• 225g runny honey
  • 550ml double cream
  • 250ml full fat milk
  • 6 large eggs, yolk only (freeze the whites to use later)


  • 125g golden caster sugar
  • 1 tbsp runny honey
  • ¼ tsp bicarbonate of soda
  • cones to serve waffle ice cream


  • STEP 1

    Start by making the ice cream. Warm the honey in a small pan over a low heat. In another pan heat the cream and milk together until just below boiling point. Whisk the egg yolks together in a large bowl until combined.

  • STEP 2

    Pour the hot cream mixture over the eggs whisking constantly. Return the whole lot to the pan and set over a low heat, stirring constantly until the custard thickens enough to coat the back of a wooden spoon. Strain into a clean bowl and add the warmed honey and mix thoroughly. Cool and then chill for at least 2 hours before churning in an ice cream machine following the manufacturer’s instructions.

  • STEP 3

    To make the honeycomb tip the caster sugar into a saucepan and add the honey and 4-5 tbsp water.

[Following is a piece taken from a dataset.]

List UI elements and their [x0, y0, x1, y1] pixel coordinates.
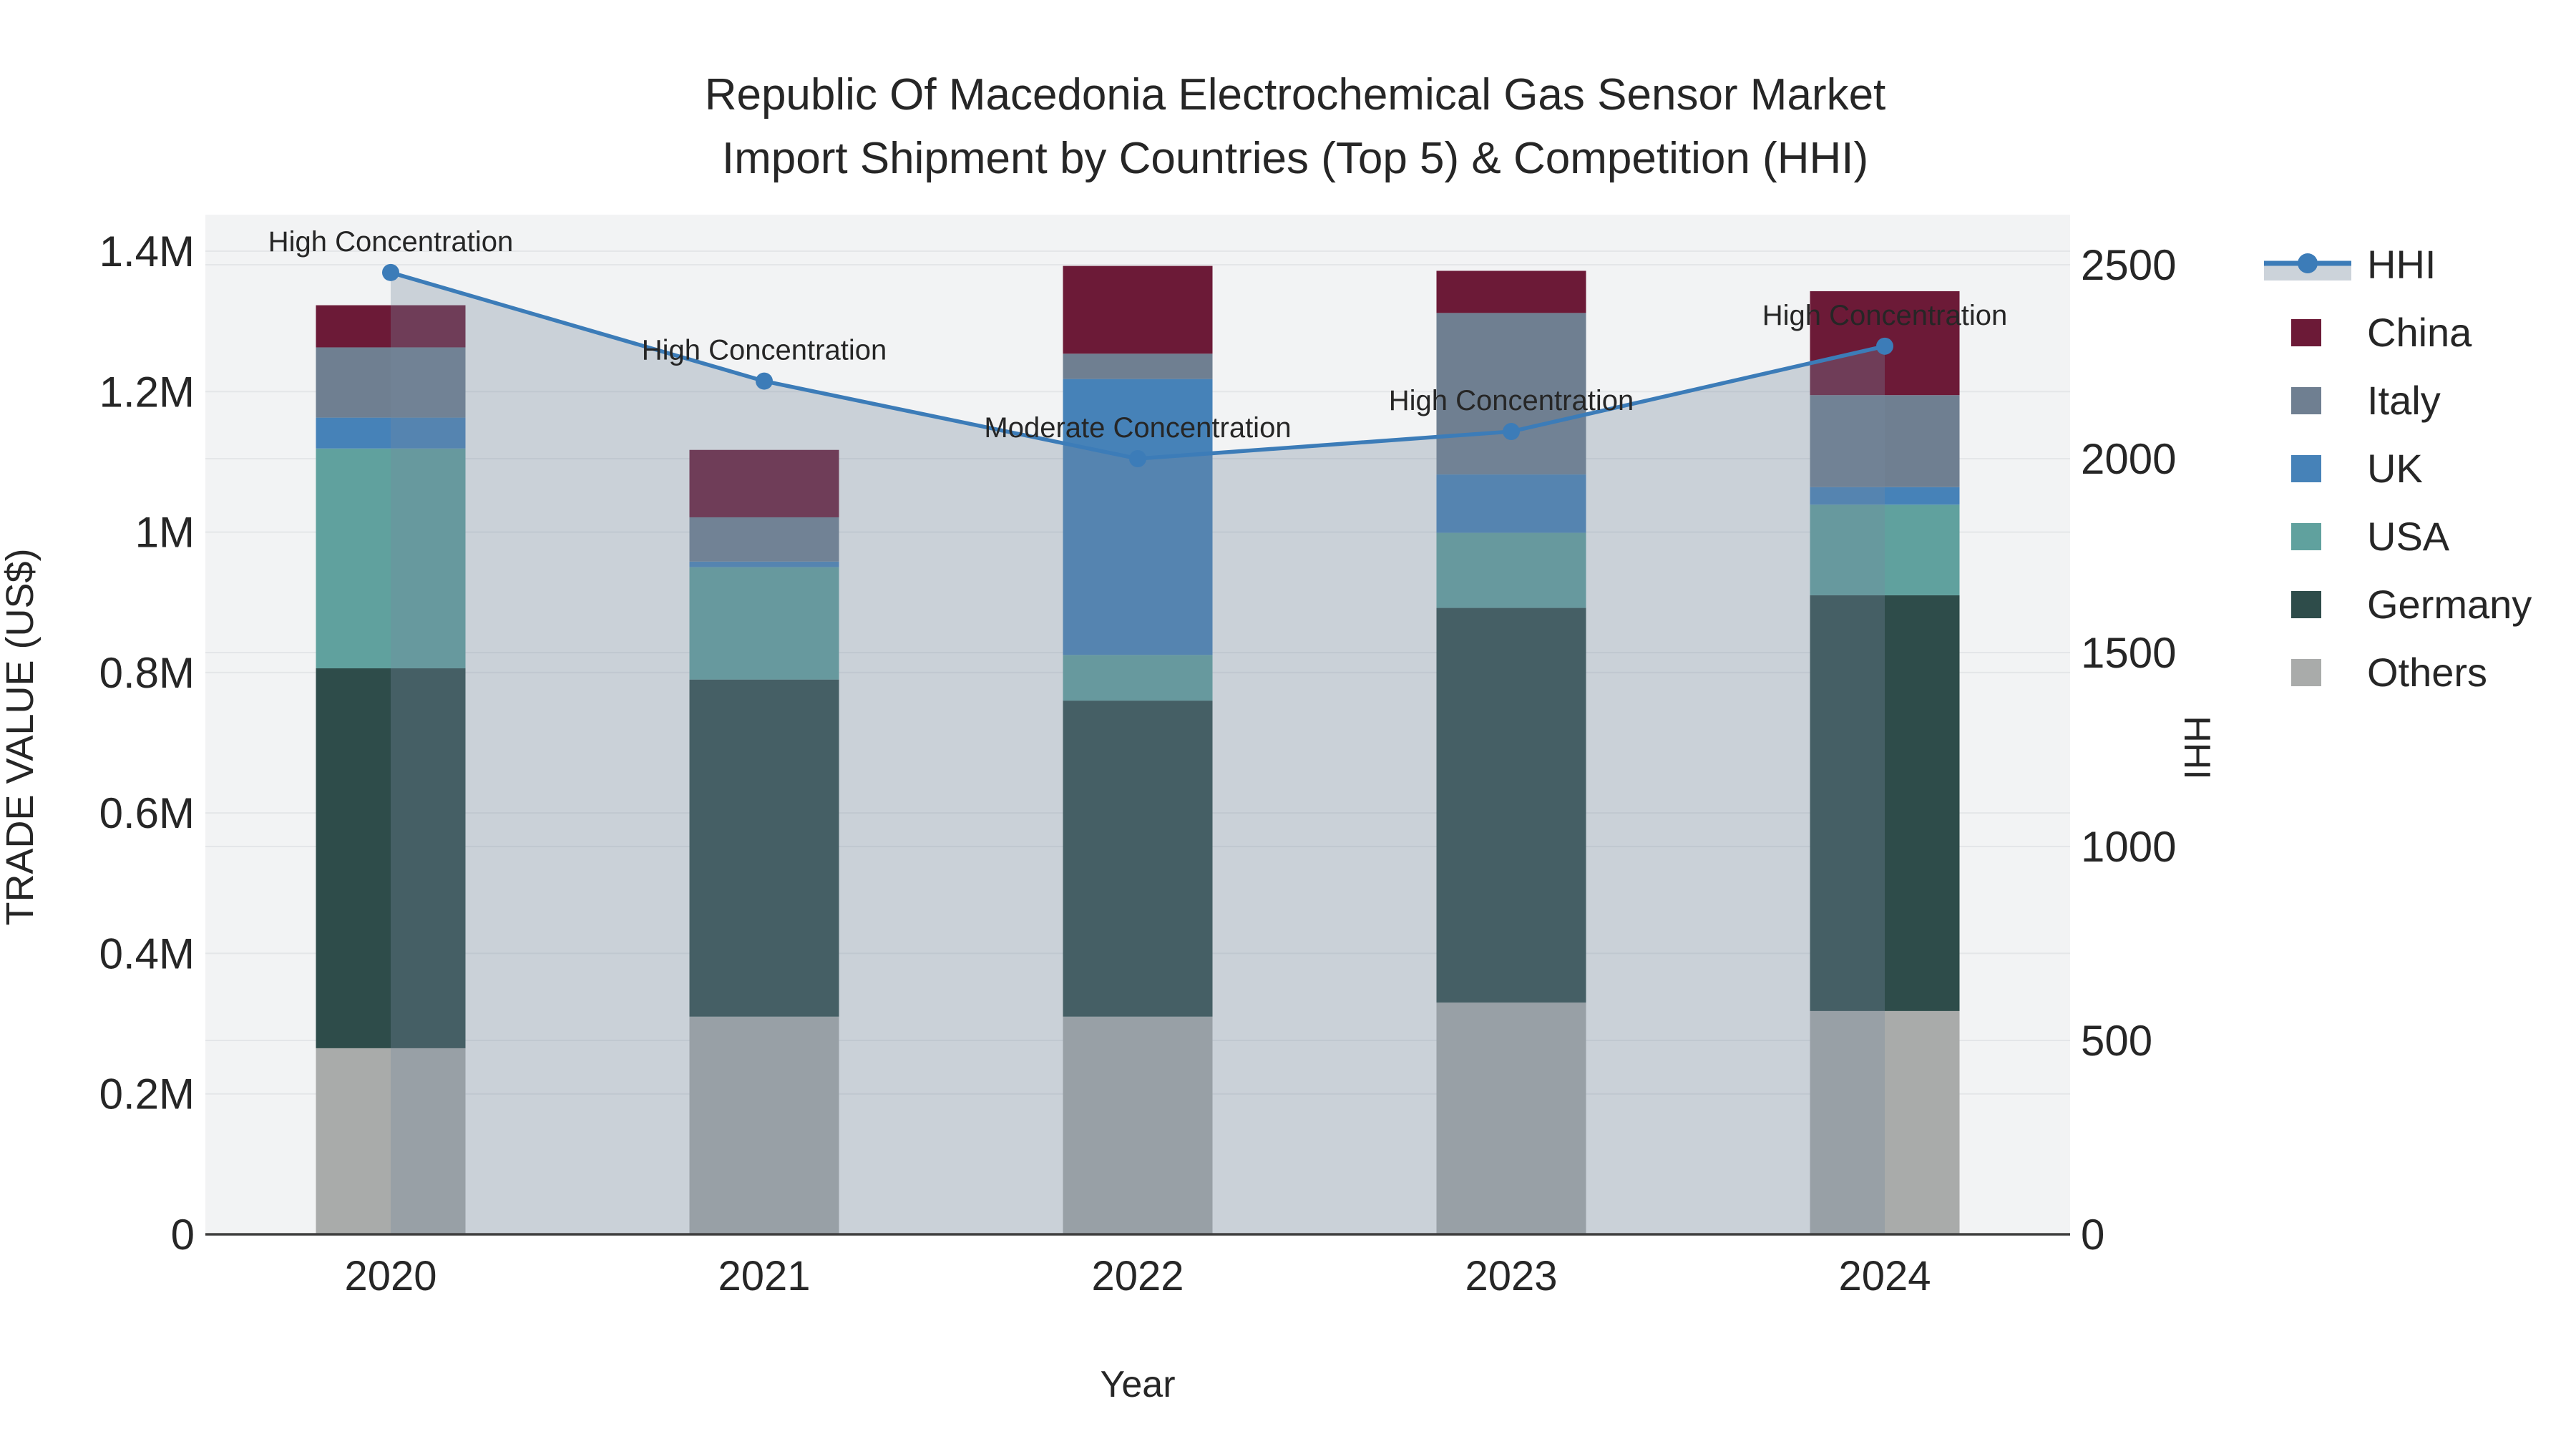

Bring slowly to the boil to dissolve the sugar. Continue to boil steadily until the caramel becomes honey coloured. Add bicarbonate of soda and, working very quickly, swirl the pan to mix evenly. Immediately pour into a greased baking tin set on a heatproof surface and leave until the honeycomb is completely cold and brittle.

  • STEP 4

    Break the honeycomb into pieces and gently mix through the ice cream mixture. Tip into a freezer-proof container and freeze until needed. Serve the ice cream in generous scoops in waffle cones.